By Hazel Parry Jul 1, 2007, 12:35 GMT
Hong Kong - It is dusk in Hong Kong and as the sun sets on one of the world's most famous skylines a group of protestors set up camp for the night on the waterfront of Victoria Harbour.
Next to them is a line of tents, a table littered with leaflets and petitions and above them a wall covered with handwritten messages and photographs. One of the messages reads simply: 'Don't destroy our Queen's Pier.'
But destroyed it will be. Last month the Hong Kong government gave the go ahead for its destruction as part of huge land reclamation project and in doing so sealed the fate of one of Hong Kong's most symbolic colonial structures.
The pier, named after Queen Victoria, was completed in 1925 to serve as the ceremonial landing place for the British Royal Family and governors of Hong Kong. Queen Elizabeth II landed there in May 1975, as did Prince Charles and his wife Princess Diana in November 1989.
But it is not the first, nor likely to be the last, colonial relic to disappear since Hong Kong became a Special Administrative Region of China on July 1, 1997. The Queen's head on stamps has long gone. Prince of Wales Barracks in Wan Chai was renamed Central Barracks in 2001 and the old Royal Mail letter boxes bearing the royal insignia ER are now few and far between.
The British are disappearing too. Recent figures gleaned from the arrivals and departure figures of the Immigration Department show the number of Western expatriates in the city of 6.9 million has dropped from 106,740 in 2001 to 71,150 in 2006. The fall in British expatriates is particularly steep, dropping from 13,490 in 2005 to 11,420 last year.

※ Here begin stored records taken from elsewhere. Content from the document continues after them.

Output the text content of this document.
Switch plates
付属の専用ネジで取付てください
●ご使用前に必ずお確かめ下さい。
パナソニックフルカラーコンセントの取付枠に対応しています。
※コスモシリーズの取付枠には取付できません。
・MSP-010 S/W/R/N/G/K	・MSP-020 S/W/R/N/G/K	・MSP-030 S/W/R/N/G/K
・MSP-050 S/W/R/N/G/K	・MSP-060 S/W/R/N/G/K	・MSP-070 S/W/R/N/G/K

Guy Day, a Briton who has lived and worked in the recruitment business in Hong Kong since 1996, has witnessed the decline first hand.
'The numbers tend to go through cycles in line with the economic cycles Hong Kong has experienced. But overall if you were to compare the number of expatriates now to pre-handover, it is still significantly lower,' said Day, the Asian managing director for recruitment company Ambition.
Changes in immigration rules which came with the handover are no doubt behind some of that decline. The days of Britons - or the FILTH (failed in London try Hong Kong) as they were termed - turning up visa-free and looking for work are gone. But industry observers say other factors are at play.
One view is that despite everything Hong Kong has to offer in terms of a big city - the nightlife, the diversity of culture, the shopping and lifestyle - it is struggling to compete with rival Singapore which consistently scores higher in surveys on the quality of life it offers expatriates. Pollution too is becoming an important factor.
A survey by the American Chamber of Commerce in Hong Kong late last year claimed that four out of five of 140 business leaders know of professionals who are thinking of leaving or have already left because of the pollution problem. More than half said they know of people turning down jobs here for the same reason.
'I think Hong Kong is beginning to struggle on the quality of life,' says Ambition's Guy Day. 'What we are seeing quite a lot of is people having a greater interest in Singapore and I think the pollution thing is certainly factoring into the equation.
'The diversity that Hong Kong offers foreigners is enormous and if you were single you'll probably choose Hong Kong because there is more going on.
'But an executive with a family is probably going to choose Singapore ahead of Hong Kong. Certainly your money goes further in Singapore in terms of property and it offers a much more outdoor lifestyle.'
There is also the financial consideration, says Day. Hong Kong still boasts a low tax rate at 15 per cent, but the currency is pegged to the struggling US dollar, which means an annual salary of a million dollars Hong Kong has lost some of its lure, being worth almost 50 per cent less than a decade ago.
Yet despite the noticeable decline in expatriates, the number of foreign companies with a presence in Hong Kong remains high, with the British Chamber of Commerce claiming a membership at an all-time high.
This is backed up by an annual survey by the Census and Statistics Department which claims the number of foreign companies with regional offices and headquarters in Hong Kong has increased from 3,237 in 2001 to 3,845 last year. The number of UK companies accounted for 337 of the total last year, compared to 253 in 2001.
According to Christopher Hammerbeck, executive director of the British Chamber of Trade, the real reason behind the fall in numbers of expatriates is not pollution or Hong Kong losing its attractiveness.
'I don't think it's a pull-out. I think we have to recognise that more companies are localising,' said Hammerbeck. 'This reflects a growing maturity in Hong Kong as a business centre in the fact that there are more people around here able and capable of filling senior and middle executive roles,' he says.
'My sense is that more people are staying longer and becoming permanent residents of Hong Kong.'
But that's not the sense of one British expatriate who in preparing to leave Hong Kong after six years, told Deutsche Presse-Agentur dpa: 'I feel we are not quite as welcome here as we used to be.'
It's a sentiment also most probably echoed by the British diplomats who - like the old Queen's Pier is no longer needed in Hong Kong - were told there was no role for them in the upcoming 10th anniversary celebrations of Hong Kong reverting back to China.